Zhang Lan, Li Pan, Liu Enjie, Xing Chenju, Zhu Di, Zhang Jianying, Wang Weiwei, Jiang Guozhong
Department of Pathology, The First Affiliated Hospital of Zhengzhou University, Zhengzhou University, Zhengzhou, 450052 Henan China.
State Key Laboratory of Esophageal Cancer Prevention & Treatment, Zhengzhou University, Zhengzhou, 450052 Henan China.
Cancer Cell Int. 2020 Aug 10;20:386. doi: 10.1186/s12935-020-01480-9. eCollection 2020.
The aim of this study was to identify prognostic long non-coding RNAs (lncRNAs) and develop a multi-lncRNA signature for suvival prediction in esophageal squamous cell carcinoma (ESCC).
The clinical and gene expression data from Gene Expression Omnibus database (GSE53624, n = 119) were obtianed as training set. A total of 98 paired ESCC tumor and normal tissues were detected by RNA sequencing and used as test set. Another 84 ESCC tissues were used for real-time quantitative PCR(qRT-PCR) and as an independent validation cohort. Survival analysis, Cox regression and Kaplan-Meier analysis were performed.
We screened a prognostic marker of ESCC from the GSE53624 dataset and named it as the five-lncRNA signature including AC007179.1, MORF4L2-AS1, RP11-488I20.9, RP13-30A9.2, RP4-735C1.6, which could classify patients into high- and low-risk groups with significantly different survival(median survival: 1.75 years vs. 4.01 years, log rank < 0.05). Then test dataset and validation dataset confirmed that the five-lncRNA signature can determine the prognosis of ESCC patients. Predictive independence of the prognostic marker was proved by multivariable Cox regression analyses in the three datasets ( < 0.05). In addition, the signature was found to be better than TNM stage in terms of prognosis.

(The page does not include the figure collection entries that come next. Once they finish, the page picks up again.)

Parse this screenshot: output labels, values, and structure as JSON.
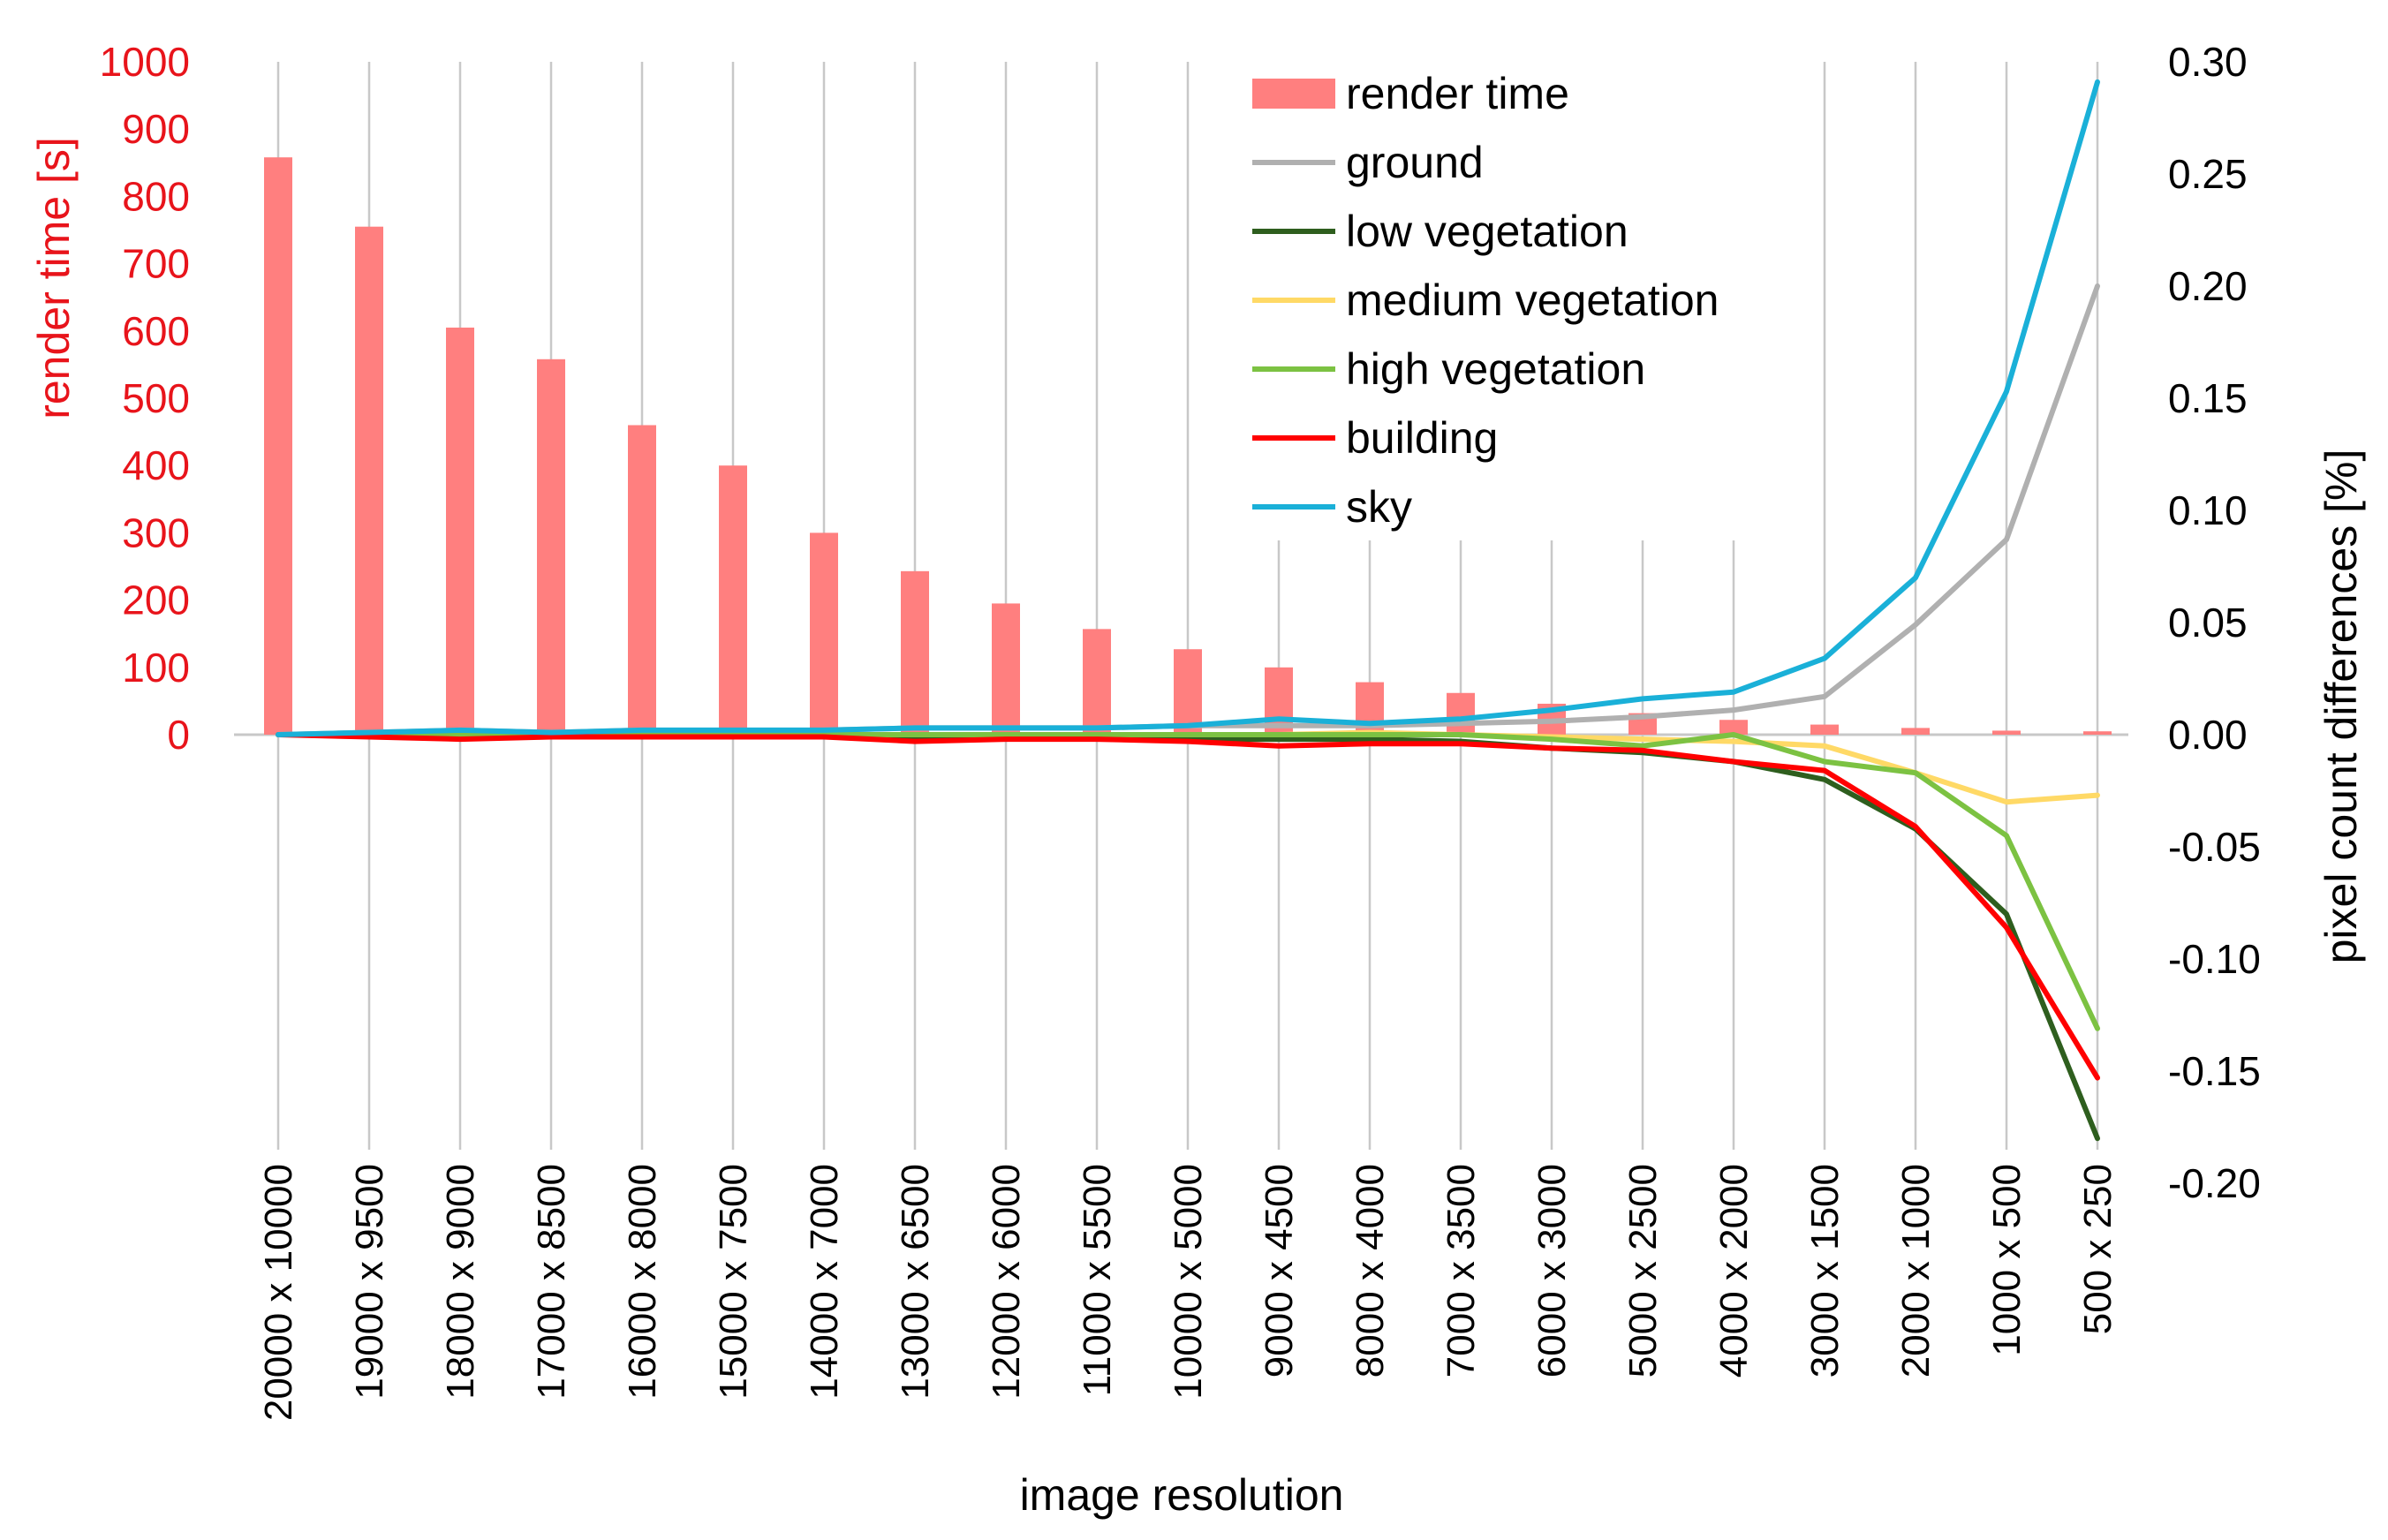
{
  "chart_data": {
    "type": "bar",
    "xlabel": "image resolution",
    "ylabel_left": "render time [s]",
    "ylabel_right": "pixel count differences [%]",
    "ylim_left": [
      0,
      1000
    ],
    "yticks_left": [
      "0",
      "100",
      "200",
      "300",
      "400",
      "500",
      "600",
      "700",
      "800",
      "900",
      "1000"
    ],
    "ylim_right": [
      -0.2,
      0.3
    ],
    "yticks_right": [
      "-0.20",
      "-0.15",
      "-0.10",
      "-0.05",
      "0.00",
      "0.05",
      "0.10",
      "0.15",
      "0.20",
      "0.25",
      "0.30"
    ],
    "grid": "vertical",
    "legend_position": "top-right",
    "categories": [
      "20000 x 10000",
      "19000 x 9500",
      "18000 x 9000",
      "17000 x 8500",
      "16000 x 8000",
      "15000 x 7500",
      "14000 x 7000",
      "13000 x 6500",
      "12000 x 6000",
      "11000 x 5500",
      "10000 x 5000",
      "9000 x 4500",
      "8000 x 4000",
      "7000 x 3500",
      "6000 x 3000",
      "5000 x 2500",
      "4000 x 2000",
      "3000 x 1500",
      "2000 x 1000",
      "1000 x 500",
      "500 x 250"
    ],
    "bars": {
      "name": "render time",
      "color": "#ff7f7f",
      "values": [
        858,
        755,
        605,
        558,
        460,
        400,
        300,
        243,
        195,
        157,
        127,
        100,
        78,
        62,
        46,
        32,
        22,
        15,
        10,
        6,
        5
      ]
    },
    "series": [
      {
        "name": "ground",
        "color": "#b0b0b0",
        "values": [
          0.0,
          0.001,
          0.002,
          0.001,
          0.002,
          0.001,
          0.002,
          0.003,
          0.003,
          0.003,
          0.004,
          0.004,
          0.004,
          0.005,
          0.006,
          0.008,
          0.011,
          0.017,
          0.049,
          0.087,
          0.2
        ]
      },
      {
        "name": "low vegetation",
        "color": "#2e5e1e",
        "values": [
          0.0,
          0.0,
          -0.001,
          0.0,
          -0.001,
          0.0,
          -0.001,
          -0.001,
          -0.001,
          -0.001,
          -0.002,
          -0.002,
          -0.002,
          -0.003,
          -0.006,
          -0.008,
          -0.012,
          -0.02,
          -0.042,
          -0.08,
          -0.18
        ]
      },
      {
        "name": "medium vegetation",
        "color": "#ffd966",
        "values": [
          0.0,
          0.0,
          0.0,
          0.0,
          0.0,
          0.0,
          0.0,
          0.0,
          0.0,
          0.0,
          0.0,
          0.0,
          0.001,
          0.0,
          -0.001,
          -0.002,
          -0.003,
          -0.005,
          -0.017,
          -0.03,
          -0.027
        ]
      },
      {
        "name": "high vegetation",
        "color": "#7cc242",
        "values": [
          0.0,
          0.0,
          0.0,
          0.0,
          0.0,
          0.0,
          0.0,
          0.0,
          0.0,
          0.0,
          0.0,
          0.0,
          0.0,
          0.0,
          -0.002,
          -0.005,
          0.0,
          -0.012,
          -0.017,
          -0.045,
          -0.131
        ]
      },
      {
        "name": "building",
        "color": "#ff0000",
        "values": [
          0.0,
          -0.001,
          -0.002,
          -0.001,
          -0.001,
          -0.001,
          -0.001,
          -0.003,
          -0.002,
          -0.002,
          -0.003,
          -0.005,
          -0.004,
          -0.004,
          -0.006,
          -0.007,
          -0.012,
          -0.016,
          -0.041,
          -0.086,
          -0.153
        ]
      },
      {
        "name": "sky",
        "color": "#1ab0d8",
        "values": [
          0.0,
          0.001,
          0.002,
          0.001,
          0.002,
          0.002,
          0.002,
          0.003,
          0.003,
          0.003,
          0.004,
          0.007,
          0.005,
          0.007,
          0.011,
          0.016,
          0.019,
          0.034,
          0.07,
          0.153,
          0.291
        ]
      }
    ]
  }
}
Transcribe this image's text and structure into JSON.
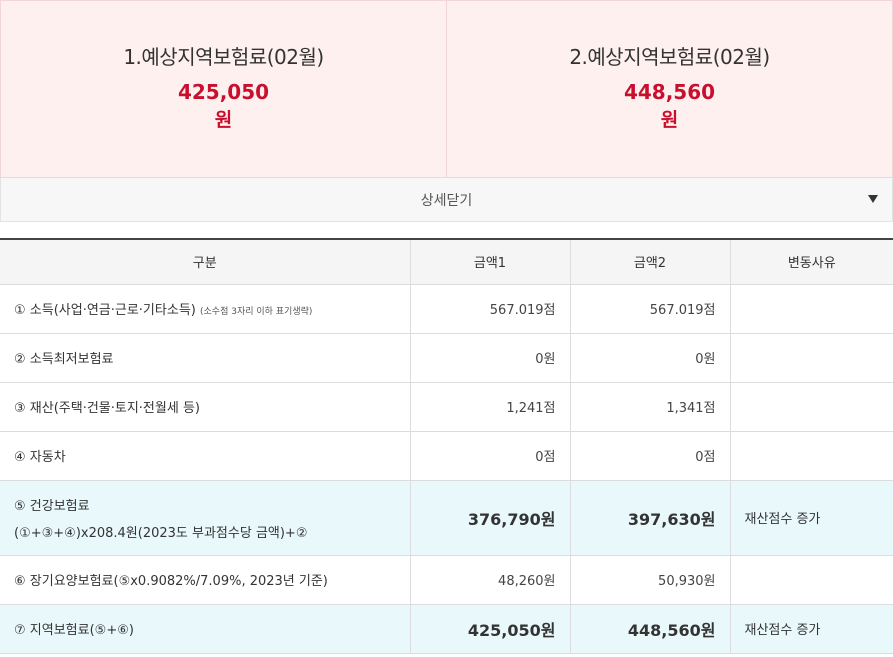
{
  "summary": [
    {
      "title": "1.예상지역보험료(02월)",
      "amount": "425,050",
      "unit": "원"
    },
    {
      "title": "2.예상지역보험료(02월)",
      "amount": "448,560",
      "unit": "원"
    }
  ],
  "toggle": {
    "label": "상세닫기",
    "icon": "triangle-down-icon"
  },
  "table": {
    "headers": [
      "구분",
      "금액1",
      "금액2",
      "변동사유"
    ],
    "rows": [
      {
        "item": "① 소득(사업·연금·근로·기타소득)",
        "note": "(소수점 3자리 이하 표기생략)",
        "amount1": "567.019점",
        "amount2": "567.019점",
        "reason": ""
      },
      {
        "item": "② 소득최저보험료",
        "amount1": "0원",
        "amount2": "0원",
        "reason": ""
      },
      {
        "item": "③ 재산(주택·건물·토지·전월세 등)",
        "amount1": "1,241점",
        "amount2": "1,341점",
        "reason": ""
      },
      {
        "item": "④ 자동차",
        "amount1": "0점",
        "amount2": "0점",
        "reason": ""
      },
      {
        "item": "⑤ 건강보험료",
        "item_line2": "(①+③+④)x208.4원(2023도 부과점수당 금액)+②",
        "amount1": "376,790원",
        "amount2": "397,630원",
        "reason": "재산점수 증가"
      },
      {
        "item": "⑥ 장기요양보험료(⑤x0.9082%/7.09%, 2023년 기준)",
        "amount1": "48,260원",
        "amount2": "50,930원",
        "reason": ""
      },
      {
        "item": "⑦ 지역보험료(⑤+⑥)",
        "amount1": "425,050원",
        "amount2": "448,560원",
        "reason": "재산점수 증가"
      }
    ]
  },
  "colors": {
    "accent_red": "#c8102e",
    "summary_bg": "#fff0f0",
    "highlight_row_bg": "#e9f9fb"
  }
}
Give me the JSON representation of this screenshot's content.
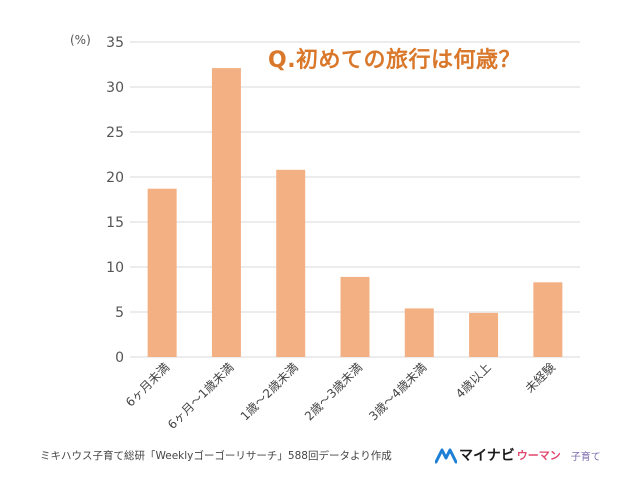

The five-lncRNA signature could be a good prognostic biomarker for ESCC patients and has important clinical value.
本研究旨在鉴定预后长链非编码RNA(lncRNA),并开发一种多lncRNA特征用于预测食管鳞状细胞癌(ESCC)患者的生存情况。
从基因表达综合数据库(GSE53624,n = 119)获取临床和基因表达数据作为训练集。通过RNA测序检测了98对ESCC肿瘤组织和正常组织,并用作测试集。另外84例ESCC组织用于实时定量PCR(qRT-PCR),并作为独立验证队列。进行了生存分析、Cox回归分析和Kaplan-Meier分析。
我们从GSE53624数据集中筛选出一种ESCC的预后标志物,并将其命名为包含AC007179.1、MORF4L2-AS1、RP11-488I20.9、RP13-30A9.2、RP4-735C1.6的五lncRNA特征,该特征可将患者分为高风险和低风险组,其生存情况有显著差异(中位生存期:1.75年对4.01年,对数秩检验<0.05)。然后测试数据集和验证数据集证实了该五lncRNA特征可确定ESCC患者的预后。在三个数据集中通过多变量Cox回归分析证明了该预后标志物的预测独立性(<0.05)。此外,发现该特征在预后方面优于TNM分期。
五lncRNA特征可能是ESCC患者良好的预后生物标志物,具有重要的临床价值。